Les grandes études bien conçues qui prennent en compte les variables confusionnelles sont particulièrement utiles pour comprendre les risques et conseiller les patients concernant l’exposition in utero à des médicaments psychiatriques.

Les nouvelles conceptualisations de l’impact de la dépression et de l’exposition aux médicaments sur les couples mère-enfant évoquent un large éventail de résultats potentiels. Certains peuvent avoir des résultats très favorables associés à l’exposition aux médicaments ; Par exemple, des données récentes suggèrent que l’exposition au citalopram in utero inverse les effets néfastes du stress gestationnel maternel sur le développement cérébral du fœtus.
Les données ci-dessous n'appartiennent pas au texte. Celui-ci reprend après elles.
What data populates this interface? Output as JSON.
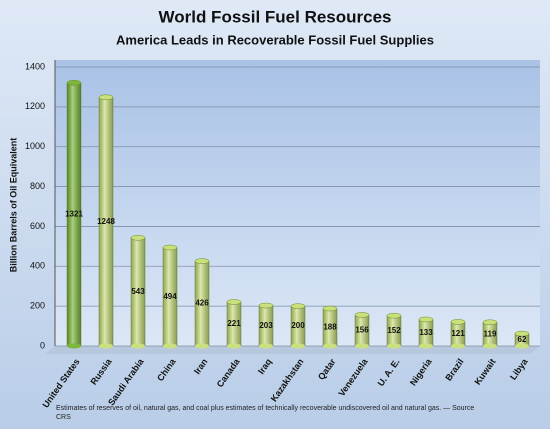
{
  "chart_data": {
    "type": "bar",
    "title": "World Fossil Fuel Resources",
    "subtitle": "America Leads in Recoverable Fossil Fuel Supplies",
    "y_label": "Billion Barrels of Oil Equivalent",
    "categories": [
      "United States",
      "Russia",
      "Saudi Arabia",
      "China",
      "Iran",
      "Canada",
      "Iraq",
      "Kazakhstan",
      "Qatar",
      "Venezuela",
      "U. A. E.",
      "Nigeria",
      "Brazil",
      "Kuwait",
      "Libya"
    ],
    "values": [
      1321,
      1248,
      543,
      494,
      426,
      221,
      203,
      200,
      188,
      156,
      152,
      133,
      121,
      119,
      62
    ],
    "colors": [
      "#7cb83a",
      "#c9e07c",
      "#c9e07c",
      "#c9e07c",
      "#c9e07c",
      "#c9e07c",
      "#c9e07c",
      "#c9e07c",
      "#c9e07c",
      "#c9e07c",
      "#c9e07c",
      "#c9e07c",
      "#c9e07c",
      "#c9e07c",
      "#c9e07c"
    ],
    "ylim": [
      0,
      1400
    ],
    "yticks": [
      0,
      200,
      400,
      600,
      800,
      1000,
      1200,
      1400
    ],
    "grid": true,
    "footnote": "Estimates of reserves of oil, natural gas, and coal plus estimates of technically recoverable undiscovered oil and natural gas. — Source CRS"
  }
}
L’utilisation d’antidépresseurs pendant la grossesse peut protéger certains fœtus des effets néfastes de la maladie mentale maternelle. D’autres paires peuvent avoir des effets indésirables dus à l’exposition au médicament. À mesure que la littérature évolue, l’identification des caractéristiques des mères susceptibles de bénéficier de la pharmacothérapie (ou, alternativement, de connaître des difficultés) fournira aux cliniciens des informations cruciales.

L’objectif de la santé mentale périnatale est de traiter les femmes de manière optimale afin de réduire le fardeau des troubles psychiatriques maternels sur la mère, le fœtus, le nourrisson et la famille.